Just a guess, but those are captive and you turn the screw to press them to the backplate.

just my humble opinion.
 
I'm betting that original is shrink fit with a step. I think that's how they get the weights in there. They put them in while putting the backplate onto the shaft.

Just a guess, but those are captive and you turn the screw to press them to the backplate.

just my humble opinion.
The original is made from one piece(as far as I can tell). It may not be obvious on the photo, but those weights are cut lengthwise across the grub screw slit. If you remove the screw you can pull halves out easily. That's why they're numbered. To know which one mates with which.

I considered other options just as a material saving measure, but it stopped making sense once I realised the smaller diameter is not as small as I originally thought.

I plan to grind a hss face grooving tool and attempt to make those dovetail cuts on the lathe. The mill with a rotary table plus dovetail cutter being a second option.
 
The original is made from one piece(as far as I can tell). It may not be obvious on the photo, but those weights are cut lengthwise across the grub screw slit. If you remove the screw you can pull halves out easily. That's why they're numbered. To know which one mates with which.

I considered other options just as a material saving measure, but it stopped making sense once I realised the smaller diameter is not as small as I originally thought.

I plan to grind a hss face grooving tool and attempt to make those dovetail cuts on the lathe. The mill with a rotary table plus dovetail cutter being a second option.
Thanks, I didn't see that originally. I can see that now. Interesting way.. I would guess one of the threaded items is tapered, either the hole or screw?
 
Thanks, I didn't see that originally. I can see that now. Interesting way.. I would guess one of the threaded items is tapered, either the hole or screw?

The walls of the groove weights ride in are tapered. If you were looking at a cross section the groove is much wider at the bottom than at its open top. Then grub screws push the weights against that.

It is a nice solution when you're using it. It allows you to move the weights anywhere. It is not so good when you have to machine another one... First the groove is a challenge. Then those weights.

To make them I think I'll have to make two concentric rings with a light press fit. Fit them together. Then drill and tap. Finally cut them out. Good part of that process is that I'll get spare weights so I'll not have to repeat it for more wheel hubs.
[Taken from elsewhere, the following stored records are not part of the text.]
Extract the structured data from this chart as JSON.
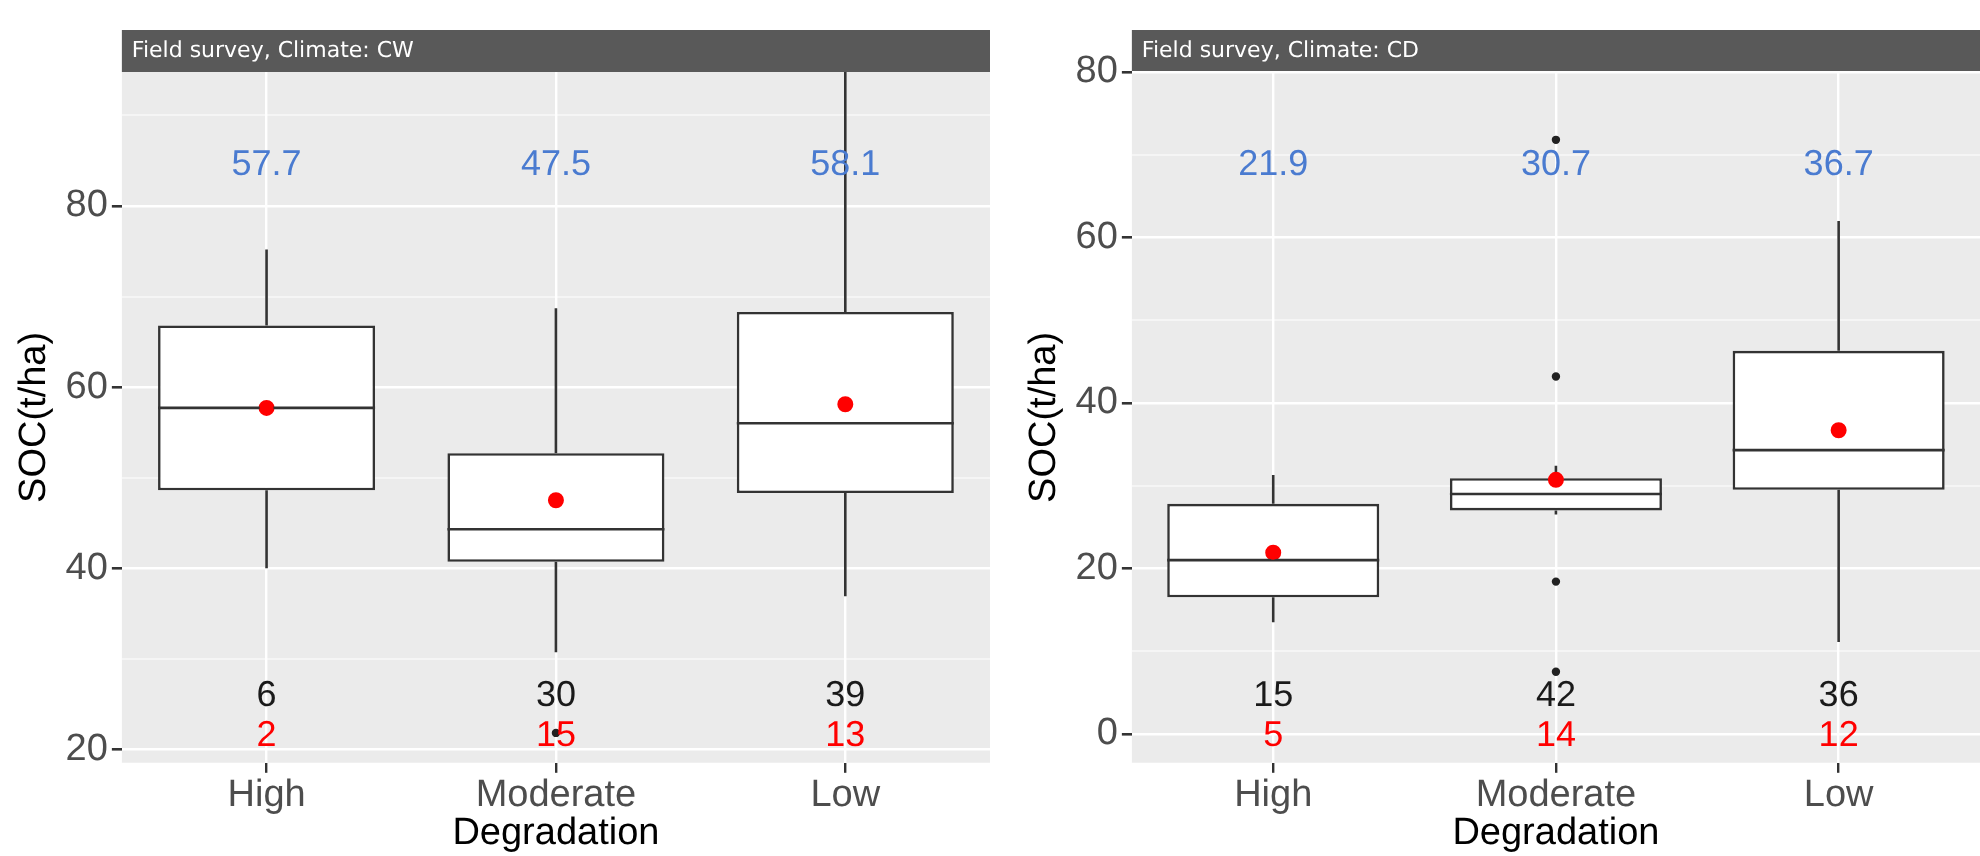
{
  "chart_data": [
    {
      "type": "box",
      "title": "Field survey, Climate: CW",
      "xlabel": "Degradation",
      "ylabel": "SOC(t/ha)",
      "categories": [
        "High",
        "Moderate",
        "Low"
      ],
      "boxes": [
        {
          "low": 40,
          "q1": 48.6,
          "median": 57.7,
          "q3": 66.8,
          "high": 75.2,
          "mean": 57.7
        },
        {
          "low": 30.7,
          "q1": 40.7,
          "median": 44.3,
          "q3": 52.7,
          "high": 68.7,
          "mean": 47.5,
          "outliers": [
            21.8
          ]
        },
        {
          "low": 36.9,
          "q1": 48.3,
          "median": 56,
          "q3": 68.3,
          "high": 94.8,
          "mean": 58.1
        }
      ],
      "ylim": [
        18.5,
        94.8
      ],
      "yticks": [
        20,
        {
          "value": 30,
          "label": null
        },
        40,
        {
          "value": 50,
          "label": null
        },
        60,
        {
          "value": 70,
          "label": null
        },
        80,
        {
          "value": 90,
          "label": null
        }
      ],
      "grid": true,
      "annotations": [
        "57.7",
        "47.5",
        "58.1",
        "6",
        "30",
        "39",
        "2",
        "15",
        "13"
      ]
    },
    {
      "type": "box",
      "title": "Field survey, Climate: CD",
      "xlabel": "Degradation",
      "ylabel": "SOC(t/ha)",
      "categories": [
        "High",
        "Moderate",
        "Low"
      ],
      "boxes": [
        {
          "low": 13.5,
          "q1": 16.5,
          "median": 21,
          "q3": 27.8,
          "high": 31.3,
          "mean": 21.9
        },
        {
          "low": 26.5,
          "q1": 27,
          "median": 29,
          "q3": 30.9,
          "high": 32.4,
          "mean": 30.7,
          "outliers": [
            71.8,
            43.2,
            18.4,
            7.5
          ]
        },
        {
          "low": 11.1,
          "q1": 29.5,
          "median": 34.3,
          "q3": 46.3,
          "high": 62,
          "mean": 36.7
        }
      ],
      "ylim": [
        -3.5,
        80
      ],
      "yticks": [
        0,
        {
          "value": 10,
          "label": null
        },
        20,
        {
          "value": 30,
          "label": null
        },
        40,
        {
          "value": 50,
          "label": null
        },
        60,
        {
          "value": 70,
          "label": null
        },
        80
      ],
      "grid": true,
      "annotations": [
        "21.9",
        "30.7",
        "36.7",
        "15",
        "42",
        "36",
        "5",
        "14",
        "12"
      ]
    }
  ]
}
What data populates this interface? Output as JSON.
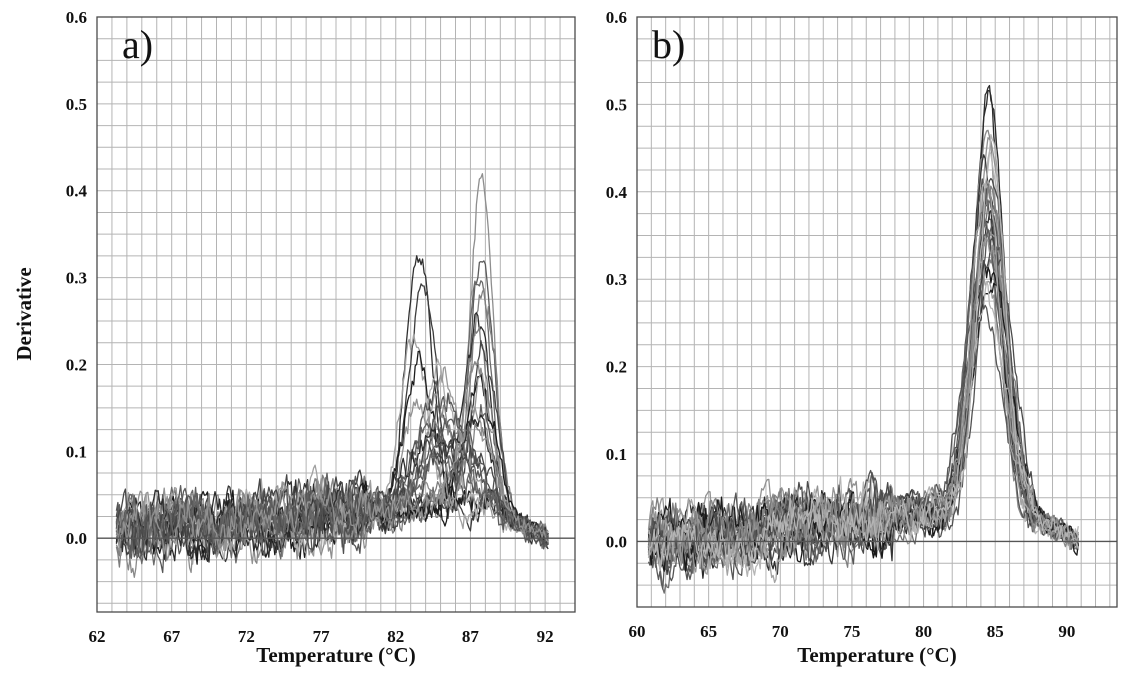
{
  "figure": {
    "colors": {
      "grid": "#b4b4b4",
      "frame": "#4a4a4a",
      "curves_dark": "#202020",
      "curves_light": "#b0b0b0"
    }
  },
  "chart_data": [
    {
      "type": "line",
      "panel_label": "a)",
      "xlabel": "Temperature (°C)",
      "ylabel": "Derivative",
      "xlim": [
        62,
        94
      ],
      "ylim": [
        -0.085,
        0.6
      ],
      "xticks": [
        62,
        67,
        72,
        77,
        82,
        87,
        92
      ],
      "xtick_labels": [
        "62",
        "67",
        "72",
        "77",
        "82",
        "87",
        "92"
      ],
      "yticks": [
        0.0,
        0.1,
        0.2,
        0.3,
        0.4,
        0.5,
        0.6
      ],
      "ytick_labels": [
        "0.0",
        "0.1",
        "0.2",
        "0.3",
        "0.4",
        "0.5",
        "0.6"
      ],
      "grid": true,
      "x_start": 63.3,
      "x_end": 92.2,
      "baseline_start": 0.01,
      "baseline_end": 0.04,
      "series_count": 26,
      "series": [
        {
          "peaks": [
            {
              "center": 87.7,
              "height": 0.37,
              "width": 0.75
            }
          ]
        },
        {
          "peaks": [
            {
              "center": 87.8,
              "height": 0.3,
              "width": 0.8
            }
          ]
        },
        {
          "peaks": [
            {
              "center": 87.6,
              "height": 0.27,
              "width": 0.8
            }
          ]
        },
        {
          "peaks": [
            {
              "center": 87.9,
              "height": 0.24,
              "width": 0.85
            }
          ]
        },
        {
          "peaks": [
            {
              "center": 87.5,
              "height": 0.21,
              "width": 0.9
            }
          ]
        },
        {
          "peaks": [
            {
              "center": 87.4,
              "height": 0.18,
              "width": 0.9
            }
          ]
        },
        {
          "peaks": [
            {
              "center": 88.0,
              "height": 0.16,
              "width": 0.85
            }
          ]
        },
        {
          "peaks": [
            {
              "center": 87.3,
              "height": 0.15,
              "width": 1.0
            }
          ]
        },
        {
          "peaks": [
            {
              "center": 87.6,
              "height": 0.13,
              "width": 1.0
            }
          ]
        },
        {
          "peaks": [
            {
              "center": 83.5,
              "height": 0.3,
              "width": 0.85
            }
          ]
        },
        {
          "peaks": [
            {
              "center": 83.8,
              "height": 0.27,
              "width": 0.9
            }
          ]
        },
        {
          "peaks": [
            {
              "center": 83.2,
              "height": 0.2,
              "width": 0.9
            }
          ]
        },
        {
          "peaks": [
            {
              "center": 83.6,
              "height": 0.17,
              "width": 1.0
            }
          ]
        },
        {
          "peaks": [
            {
              "center": 84.9,
              "height": 0.17,
              "width": 1.0
            }
          ]
        },
        {
          "peaks": [
            {
              "center": 85.2,
              "height": 0.14,
              "width": 1.1
            }
          ]
        },
        {
          "peaks": [
            {
              "center": 84.6,
              "height": 0.12,
              "width": 1.2
            }
          ]
        },
        {
          "peaks": [
            {
              "center": 85.5,
              "height": 0.13,
              "width": 1.2
            }
          ]
        },
        {
          "peaks": [
            {
              "center": 83.5,
              "height": 0.12,
              "width": 0.9
            },
            {
              "center": 87.6,
              "height": 0.14,
              "width": 0.8
            }
          ]
        },
        {
          "peaks": [
            {
              "center": 84.2,
              "height": 0.1,
              "width": 1.1
            },
            {
              "center": 87.7,
              "height": 0.12,
              "width": 0.8
            }
          ]
        },
        {
          "peaks": [
            {
              "center": 84.8,
              "height": 0.11,
              "width": 1.2
            },
            {
              "center": 87.9,
              "height": 0.1,
              "width": 0.8
            }
          ]
        },
        {
          "peaks": [
            {
              "center": 83.9,
              "height": 0.08,
              "width": 1.3
            },
            {
              "center": 87.2,
              "height": 0.1,
              "width": 0.9
            }
          ]
        },
        {
          "peaks": [
            {
              "center": 85.8,
              "height": 0.09,
              "width": 1.4
            }
          ]
        },
        {
          "peaks": [
            {
              "center": 84.4,
              "height": 0.06,
              "width": 1.5
            },
            {
              "center": 87.5,
              "height": 0.06,
              "width": 1.0
            }
          ]
        },
        {
          "peaks": [
            {
              "center": 86.2,
              "height": 0.08,
              "width": 1.6
            }
          ]
        },
        {
          "peaks": [
            {
              "center": 85.0,
              "height": 0.05,
              "width": 1.5
            }
          ]
        },
        {
          "peaks": [
            {
              "center": 87.1,
              "height": 0.11,
              "width": 1.0
            }
          ]
        }
      ]
    },
    {
      "type": "line",
      "panel_label": "b)",
      "xlabel": "Temperature (°C)",
      "ylabel": "",
      "xlim": [
        60,
        93.5
      ],
      "ylim": [
        -0.075,
        0.6
      ],
      "xticks": [
        60,
        65,
        70,
        75,
        80,
        85,
        90
      ],
      "xtick_labels": [
        "60",
        "65",
        "70",
        "75",
        "80",
        "85",
        "90"
      ],
      "yticks": [
        0.0,
        0.1,
        0.2,
        0.3,
        0.4,
        0.5,
        0.6
      ],
      "ytick_labels": [
        "0.0",
        "0.1",
        "0.2",
        "0.3",
        "0.4",
        "0.5",
        "0.6"
      ],
      "grid": true,
      "x_start": 60.8,
      "x_end": 90.8,
      "baseline_start": 0.0,
      "baseline_end": 0.04,
      "series_count": 26,
      "series": [
        {
          "peaks": [
            {
              "center": 84.6,
              "height": 0.49,
              "width": 0.95
            }
          ]
        },
        {
          "peaks": [
            {
              "center": 84.5,
              "height": 0.47,
              "width": 0.95
            }
          ]
        },
        {
          "peaks": [
            {
              "center": 84.7,
              "height": 0.44,
              "width": 1.0
            }
          ]
        },
        {
          "peaks": [
            {
              "center": 84.4,
              "height": 0.42,
              "width": 1.0
            }
          ]
        },
        {
          "peaks": [
            {
              "center": 84.6,
              "height": 0.4,
              "width": 1.0
            }
          ]
        },
        {
          "peaks": [
            {
              "center": 84.3,
              "height": 0.39,
              "width": 1.05
            }
          ]
        },
        {
          "peaks": [
            {
              "center": 84.8,
              "height": 0.38,
              "width": 1.05
            }
          ]
        },
        {
          "peaks": [
            {
              "center": 84.5,
              "height": 0.37,
              "width": 1.05
            }
          ]
        },
        {
          "peaks": [
            {
              "center": 84.2,
              "height": 0.36,
              "width": 1.1
            }
          ]
        },
        {
          "peaks": [
            {
              "center": 84.7,
              "height": 0.35,
              "width": 1.1
            }
          ]
        },
        {
          "peaks": [
            {
              "center": 84.4,
              "height": 0.34,
              "width": 1.1
            }
          ]
        },
        {
          "peaks": [
            {
              "center": 84.9,
              "height": 0.33,
              "width": 1.1
            }
          ]
        },
        {
          "peaks": [
            {
              "center": 84.1,
              "height": 0.32,
              "width": 1.15
            }
          ]
        },
        {
          "peaks": [
            {
              "center": 84.6,
              "height": 0.31,
              "width": 1.15
            }
          ]
        },
        {
          "peaks": [
            {
              "center": 84.3,
              "height": 0.3,
              "width": 1.15
            }
          ]
        },
        {
          "peaks": [
            {
              "center": 84.8,
              "height": 0.29,
              "width": 1.2
            }
          ]
        },
        {
          "peaks": [
            {
              "center": 84.5,
              "height": 0.28,
              "width": 1.2
            }
          ]
        },
        {
          "peaks": [
            {
              "center": 84.2,
              "height": 0.27,
              "width": 1.2
            }
          ]
        },
        {
          "peaks": [
            {
              "center": 84.7,
              "height": 0.26,
              "width": 1.25
            }
          ]
        },
        {
          "peaks": [
            {
              "center": 84.4,
              "height": 0.25,
              "width": 1.25
            }
          ]
        },
        {
          "peaks": [
            {
              "center": 84.0,
              "height": 0.24,
              "width": 1.3
            }
          ]
        },
        {
          "peaks": [
            {
              "center": 84.9,
              "height": 0.3,
              "width": 1.3
            }
          ]
        },
        {
          "peaks": [
            {
              "center": 84.5,
              "height": 0.33,
              "width": 1.0
            },
            {
              "center": 86.8,
              "height": 0.04,
              "width": 0.8
            }
          ]
        },
        {
          "peaks": [
            {
              "center": 84.3,
              "height": 0.38,
              "width": 1.0
            }
          ]
        },
        {
          "peaks": [
            {
              "center": 84.6,
              "height": 0.36,
              "width": 1.1
            }
          ]
        },
        {
          "peaks": [
            {
              "center": 84.8,
              "height": 0.42,
              "width": 0.95
            }
          ]
        }
      ]
    }
  ]
}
Just making that hub to this stage, and a nut, was lots of work(3 separate threads, 2 internal, face exactly perpendicular to the cylinder, undercut etc) . I wonder how much time it took them to do it originally in 1960-s with no Cnc (certainly in Poland) and with tight tolerances. I wouldn't be surprised if they did it by hand exactly as I'm doing it now.
 
Thanks, I'll be making a few for my surface grinder as well. I have a Delta - Milwaukee tool /surface grinder. The hubs are not standard, and are very expensive. Sopko lists them, but they are not in stock. I bought a rod of 3 inch or 3.5 inch 1144. I might try the 2 piece method and do the weights as one piece rather than split. And when pushing the arbor into the backing, capture them. Seems like it would be the way to go. And I would not pin them together. Rather I would create a chamfer on the wheel side of the backing plate, and just silver solder it. That's all that would be needed.
I think the multi piece hub is a better way to go, so if I mess up a part, I am not out the entire large piece. And that way I can make more. I have a bunch of thin wheels, so I can make short and also cup and diamond holders.
Your idea has been quite helpful thanks.